C'est fait ! J'ai enfin pris le temps de découvrir ce Bad Lieutenant (1992) signé Abel FERRARA, cinéaste qui jusqu'ici ne m'avait guère convaincu à travers les trois films que j'avais vu de lui, qu'il s'agisse du déplorable Tommaso (2020), du voyeuriste et sans grand intérêt L'Ange de la vengeance (1981) ou de The King of New York (1990) qui sans m'enthousiasmer me paraissait plus intéressant. Verdict : j'ai largement préféré cette proposition.
D'abord et en premier lieu, j'ai enfin vu une mise en scène pertinente, que j'ai sentie habitée par l'âme de son réalisateur, entièrement pensée et commise pour illustrer son récit et le parcours de ses personnages. Jouant sur des jeux d'ombres et lumières à poser visuellement en parallèle avec la noirceur de ce flic qui en dépit de ses nombreuses parts d'ombre parvient à nous montrer en divers endroits son humanité.
Film d'une noirceur rare, auscultant voire même autopsiant l'âme sombre d'un homme bouffé par ses vices, absolument ignoble dans son comportement mais qui viscéralement ancré dans son approche catholique de la rédemption et du pardon, va à l'aune d'un fait divers, pourtant pas plus sordide qu'un autre s'évertuer à se racheter, la question étant alors de savoir s'il y parviendra ou si il est définitivement condamné à la damnation éternelle.
Les scènes d'effroi s'enchainent, ne laissant jamais au spectateur le loisir d'une respiration, que ce soit ses déchainements de violences, ses rapports viciés aux autres, à tous les autres, ou les scènes de prises de drogues qui sont d'un réalisme à la fois choquant et tellement rigoureux sur l'exactitude des effets que peuvent procurer ces produits, j'en parle en connaissance de cause étant moi-même un ancien polytoxicomane et autant les mises en scène spectaculaires de films comme Trainspotting (1996) ou Requiem for a dream (2001) me font doucement rire tant elles sont le fait de personnes n'ayant manifestement jamais usé de dopants, autant là j'ai revu des scènes et des situations d'un glauque absolu qui ont raisonné en moi de façon paradoxalement douloureuse et mémorielle.

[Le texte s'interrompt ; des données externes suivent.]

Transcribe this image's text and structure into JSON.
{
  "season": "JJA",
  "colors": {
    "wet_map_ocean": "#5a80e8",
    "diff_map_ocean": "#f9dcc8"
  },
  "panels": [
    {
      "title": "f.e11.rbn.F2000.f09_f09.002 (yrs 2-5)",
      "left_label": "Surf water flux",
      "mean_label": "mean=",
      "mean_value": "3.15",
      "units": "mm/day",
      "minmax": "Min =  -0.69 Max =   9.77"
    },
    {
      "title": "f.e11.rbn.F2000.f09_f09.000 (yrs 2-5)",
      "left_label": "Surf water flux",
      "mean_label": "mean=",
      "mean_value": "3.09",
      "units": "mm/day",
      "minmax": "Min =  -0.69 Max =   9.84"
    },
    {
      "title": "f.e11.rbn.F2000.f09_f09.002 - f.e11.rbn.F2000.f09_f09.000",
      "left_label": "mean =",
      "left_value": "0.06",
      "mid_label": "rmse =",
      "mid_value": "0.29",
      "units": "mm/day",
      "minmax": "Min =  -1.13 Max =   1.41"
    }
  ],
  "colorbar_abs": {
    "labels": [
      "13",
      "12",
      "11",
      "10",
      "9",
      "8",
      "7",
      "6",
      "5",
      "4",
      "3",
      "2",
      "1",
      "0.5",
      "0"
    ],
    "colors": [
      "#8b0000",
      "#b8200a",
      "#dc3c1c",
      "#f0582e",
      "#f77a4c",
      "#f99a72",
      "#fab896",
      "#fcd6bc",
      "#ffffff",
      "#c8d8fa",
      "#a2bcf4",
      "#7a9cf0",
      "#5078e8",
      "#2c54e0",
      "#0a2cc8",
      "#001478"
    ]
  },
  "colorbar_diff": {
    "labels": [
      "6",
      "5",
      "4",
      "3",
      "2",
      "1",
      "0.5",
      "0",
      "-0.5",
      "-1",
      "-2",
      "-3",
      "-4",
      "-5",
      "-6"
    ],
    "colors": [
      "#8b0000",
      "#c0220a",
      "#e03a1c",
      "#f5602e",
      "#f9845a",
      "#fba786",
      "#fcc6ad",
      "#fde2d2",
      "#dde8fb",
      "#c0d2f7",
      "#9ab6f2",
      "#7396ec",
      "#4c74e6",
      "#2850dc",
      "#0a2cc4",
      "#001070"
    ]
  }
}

J'avoue que je suis encore en pleine digestion de l'expérience "Bad Lieutenant", Harvey KEITEL est immense, il est en tout cas évident que je comprends qu'on m'ait conseillé ce film et alors que j'avais dit en conclusion de ma critique sur "The King of New-York" que si celui-ci ne me convainquait pas d'avantage j'en conclurai que ce cinéaste ne me correspondait pas, maintenant je suis curieux d'en découvrir d'autres et j'invite mes lecteurs à m'indiquer vers quoi me diriger.